Há umas duas semanas, meio no susto, fui ver uma peça no CCBB: Filha, mãe, avó e puta (http://www.bb.com.br/portalbb/page511,128,10162,1,0,1,1.bb?dtInicio=3/2012&codigoEvento=4550), numa terça-feira. O CCBB tem peças nesses dias “micados”de vez em quando, que acho excelentes para enriquecer o meio da semana. Dei uma lida na sinopse, vi que a Alexia Dechamps estava atuando, então fui. Só me lembro de ter visto a atriz na tv e há muito tempo, fiquei curiosa.

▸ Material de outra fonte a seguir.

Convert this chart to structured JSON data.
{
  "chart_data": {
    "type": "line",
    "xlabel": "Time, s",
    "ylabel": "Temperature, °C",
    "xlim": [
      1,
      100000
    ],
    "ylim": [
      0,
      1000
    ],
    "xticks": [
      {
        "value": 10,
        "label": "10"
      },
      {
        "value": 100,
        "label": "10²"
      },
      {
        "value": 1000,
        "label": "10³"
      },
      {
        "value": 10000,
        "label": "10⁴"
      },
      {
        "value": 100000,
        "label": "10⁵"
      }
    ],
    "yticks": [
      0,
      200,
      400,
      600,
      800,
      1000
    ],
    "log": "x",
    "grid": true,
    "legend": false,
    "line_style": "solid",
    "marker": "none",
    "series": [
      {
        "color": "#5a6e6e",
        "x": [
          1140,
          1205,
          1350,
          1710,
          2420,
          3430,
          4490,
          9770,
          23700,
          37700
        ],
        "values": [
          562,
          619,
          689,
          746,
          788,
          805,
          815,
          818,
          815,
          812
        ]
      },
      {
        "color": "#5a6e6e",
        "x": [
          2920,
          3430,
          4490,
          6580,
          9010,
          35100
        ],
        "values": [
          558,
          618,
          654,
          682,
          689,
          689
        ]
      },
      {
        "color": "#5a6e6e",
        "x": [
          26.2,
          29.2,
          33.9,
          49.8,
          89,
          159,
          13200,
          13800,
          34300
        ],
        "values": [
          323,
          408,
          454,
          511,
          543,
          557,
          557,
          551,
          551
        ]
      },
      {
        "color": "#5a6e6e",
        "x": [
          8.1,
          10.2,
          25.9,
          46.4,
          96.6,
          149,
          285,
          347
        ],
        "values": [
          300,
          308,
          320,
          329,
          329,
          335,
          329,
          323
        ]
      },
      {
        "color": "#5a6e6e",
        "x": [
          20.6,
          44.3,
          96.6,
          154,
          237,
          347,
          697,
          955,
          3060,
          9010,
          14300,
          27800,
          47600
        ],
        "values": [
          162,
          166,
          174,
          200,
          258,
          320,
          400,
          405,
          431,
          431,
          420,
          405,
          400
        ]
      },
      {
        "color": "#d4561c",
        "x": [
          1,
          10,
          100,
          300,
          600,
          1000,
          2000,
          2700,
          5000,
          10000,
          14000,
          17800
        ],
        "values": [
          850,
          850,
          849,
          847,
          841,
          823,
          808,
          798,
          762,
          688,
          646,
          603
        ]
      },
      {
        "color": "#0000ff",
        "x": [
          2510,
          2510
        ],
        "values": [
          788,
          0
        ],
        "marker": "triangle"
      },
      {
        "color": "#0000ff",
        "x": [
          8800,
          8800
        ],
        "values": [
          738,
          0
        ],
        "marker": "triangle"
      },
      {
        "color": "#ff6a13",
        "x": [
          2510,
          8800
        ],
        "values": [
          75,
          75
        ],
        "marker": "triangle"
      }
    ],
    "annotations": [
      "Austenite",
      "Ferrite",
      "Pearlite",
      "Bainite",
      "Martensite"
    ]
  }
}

A peça baseia-se em livro homônimo de Gabriela Leite, a criadura da Daspu (http://www.daspu.com.br/). Imagine que ela estudou na USP…sim! Bobeou e foi minha contemporânea. Enfim, uma mulher inteligente, articulada, informada, considerada bonita, e que optou por ser prostituta. Não vou entender nunca, mas é a realidade, contada em livro e peça. O texto é interessante, biográfico, aparentemente bem transparente. Não chega a chocar, afinal a gente imagina qual será o tom da peça, que é até curta (uma hora aproximadamente). Mas teve uma senhora que se retirou lá por um terço da peça. Deve ter ficado incomodada. Tudo bem, cada um, cada um, mas não poderia vir coisa muito diferente daquilo a que assisti.
É um texto fluído, Alexia está muito bem, muito bonita. Seu interlocutor, Louri Santos, com sua voz linda, também está muito bem. É uma entrevista e ponto. Não é um textão, mas pelo menos serviu para divertir e para eu conhecer a história de Gabriela que é, no mínimo, inusitada. Vai até 19/4, é baratíssima, e para ter uma terça, quarta ou quinta diferente vale ver.
Diferente foi o caso de Meu primeiro casamento
(http://www.imdb.com/title/tt1797449/). Bem, já comentei várias vezes quanto gosto da filmografia argentina. Los hermanos sabem fazer filme como ninguém. Com essa expectativa, fui ver esse filme que está em uma sala só, parece-me (Bristol UOL - 7). Uma delícia de filme! Divertido, com atuações primorosas, produção bacana. Desde a abertura até a apresentação dos créditos, supercriativa, bonito, simpático.
Daniel Hendler, que já vi em outros filmes, está ótimo. E que bonito que ele é!! Martín Piroyansky, que também vi em outro filme, está hilário; Natalia Oreiro, protagonista feminina, está muito bem. Tem de tudo: de pastelão a romance de capa e espada (quase!). Uma delícia de filme do começo ao fim. De uma graça inteligente, surpreendente em alguns momentos. Mais que simpático.
Pois é, quem sabe o pessoal da terra aprenda alguma coisa com nossos vizinhos um dia. Afinal, são países similares, economias combalidas, a Argentina não é mais a Suíça sul-americana, i.e., a educação ali também decaiu muito, e por aí vai.
Pena que o filme esteja com uma exibição tão restrita. Vale muito ver. Um encanto!

E por último, um retorno também com expectativas limitadas: Coffee Lab (http://raposeiras.com.br/). Fui lá uma outra vez (http://mskeller.blog.terra.com.br/2011/08/04/andancas-da-semana/) e tudo foi relativamente bem. Achei o conceito bacana, atendimento simpático, caro, mas não tuudoo isso que está por aí. A barista responsável tem sido incensadíssima, mas acho que a casa não reflete essa maravilha. Mesinhas meio sujas, grudentas, atendimento caótico desta vez. Pedi um café gelado, um sanduíche de queijo quente, bolo. Bem, o sanduíche veio, o bolo também e o garçom disse: Seu café já vem. Como assim? Se o café era frio e o sanduíche quente, a ordem não deveria ser inversa? Bem, esperei, esperei, esperei, e resolvi comer meu sanduba que estava esfriando. Comi, e nada do café. Muuitoo tempo depois, cobrei e somente nesse momento vieram me dizer que o café tinha saído fora do padrão e estavam refazendo. Oooh, obra de arte, hein! Enfim, demorou ainda mais, e só muuuitooo depois veio o tal café gelado. Tomei com o bolo de limão que estava ressecadíssimo! Ruim demais! Salvou-se de tudo mesmo o café gelado, bem diferente, frisante, mas não compensa o estresse e o preço. Não recomendo, não.